Many of you have probably heard of the Gambler’s Fallacy. This is where a gambler believes past independent events can affect a future outcome. If you want to read more, we discussed this fallacy in depth in our series on the hidden probabilities of Roulette. The Gambler’s fallacy has a converse however, the Hot Hand fallacy, and it is what we are going to analyze this week.
The term a “hot hand” was initially used in basketball to describe a basketball player who had been very successful in scoring over a short period. The notion is “If you have been winning, you are more likely to win again.” Like the Gambler’s fallacy, past independent events are thought to influence future outcomes. However, this fallacy can be sneaky. Suppose you are betting on a game of chance or sports outcomes and have been winning. Do you believe you are more likely to win again the next time you bet? The mentality is pervasive. When you go the casino with a bunch of friends and start winning a few bets in a row, it can be hard to rationally think about the hot hand fallacy!

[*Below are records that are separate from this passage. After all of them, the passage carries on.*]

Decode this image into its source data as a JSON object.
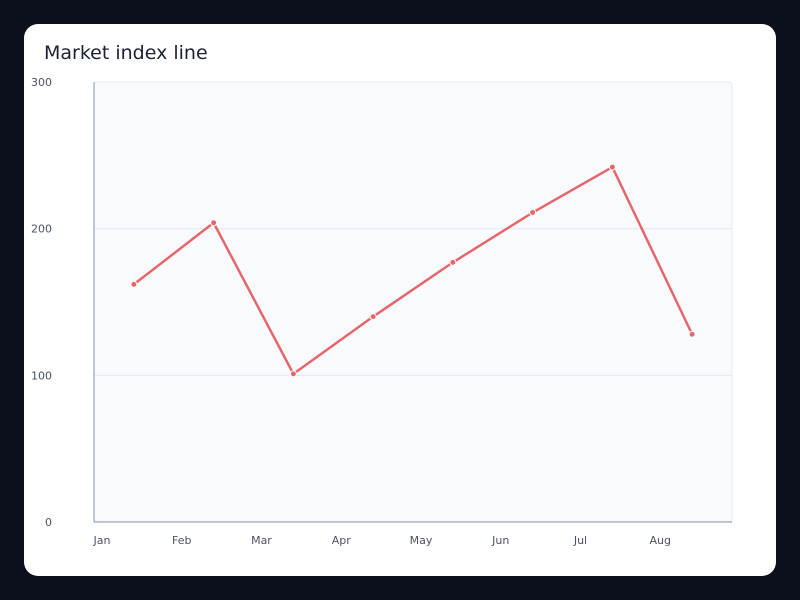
{
  "chart_data": {
    "type": "line",
    "title": "Market index line",
    "xlabel": "",
    "ylabel": "",
    "categories": [
      "Jan",
      "Feb",
      "Mar",
      "Apr",
      "May",
      "Jun",
      "Jul",
      "Aug"
    ],
    "series": [
      {
        "values": [
          162,
          204,
          101,
          140,
          177,
          211,
          242,
          128
        ],
        "color": "#e5676b"
      }
    ],
    "ylim": [
      0,
      300
    ],
    "yticks": [
      0,
      100,
      200,
      300
    ],
    "grid": true
  }
}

Recently, we read an article claiming researchers had found proof that the Hot Hand actually existed and should be taken off the list of statistical fallacies immediately. However, after reading past the clickbait title, we found this analysis fascinating, both by the fact that the Hot Hand seems to exist and can increase a gambler’s odds, as well as the undertaking by the scientists to understand why it is so.
It does actually turn out that the Hot Hand fallacy still does not exist, as it was shown that winning-streak gamblers had an average loss of £1.0078 for each pound they bet while non-streaky gamblers had an almost identical average loss of £1.0077. However, it was also undeniable that winning-streak gamblers had better odds to win their next bet when compared to losing-streak gamblers. After some admirable detecting work, the scientists discovered the confounding variable - the type of bet gambled on next.
Gamblers with a winning streak, more often than not, placed bets with greater odds of winning. Meanwhile, gamblers on a losing streak placed bets with lower odds of winning, thinking they would win big and offset their losses. Naturally, these bets led to the circumstance where winning-streak gamblers were more likely to win their next bet.
An interesting example of the hot hand fallacy can be seen with the 2016 Cleveland Indians. From June 17 - July 2, the Indians did not lose. They were unbeatable. In fact, they set a franchise record for wins with 14. Many pegged them as the best team in baseball at the time and guaranteed of a serious World Series bid. We all know what Game 7 of the World Series last year thought of that winning streak though…
Initially, we were on board with supporting the Indians and riding their Hot Hand to a franchise if not league record. However, after delving into their actual schedule of those games, we changed our opinion regarding their ability to extend the streak. We postulated that the Indians would not break their franchise record and snap their win streak at 12 or 13 games. We also realized that their win streak did not mean they were the greatest team in the MLB. As discussed above with the gamblers on winning streaks, it is important to understand the context behind the streak.
The Indians started their winning streak by sweeping the Chicago White Sox, a team that finished fourth in the AL Central with a below .500 winning average. Next, the Indians swept the Tampa Bay Rays, a team that finished dead last in the AL East win an appalling .420 winning percentage. In context, the Cubs had a .640 winning percentage. Then the Indians swept the Tigers, a team that although finishing second in the AL Central, was at the time barely a .500 team. The Indians then swept the rebuilding Atlanta Braves, who finished last in the NL East with a .422 winning record. Sure, winning 12 games is not easy, but that schedule made it definitely a lot more probable. It could be argued that the Indians kept extending their winning streak because they played games where they had a higher chance of winning- games against poor teams.
Their next series was against the Blue Jays, a team at the time that was 6 games above .500 and rising quickly in the NL East. Since the Blue Jays were the first good team to play the Indians in the last 3 weeks, I disembarked from the Hot Hand train and thought that they would be the team to bring the Indians back down to Earth. Although this was true, it took until the third game of the series when the Indians had already clinched a new franchise record. Ironically, the hot hand mentality may have caused the Indians to win game 14 in a row. The second game against the Blue Jays took an astonishing 19 innings with 19 pitchers used between the two teams. The Indians ended up winning the game, to clinch the franchise record, and it can be argued that they wanted the win more than Blue Jays while also believing that they were unbeatable.
Although the Hot Hand is definitely a fallacy, maybe there was something about winning 13 games in row that gave the Indians the mental boost they needed to outlast the Blue Jays in a 19 inning marathon. What do you all think? Does the Hot Hand exist within the scope of professional athletes and athleticism? Or does the fallacy remain steadfast?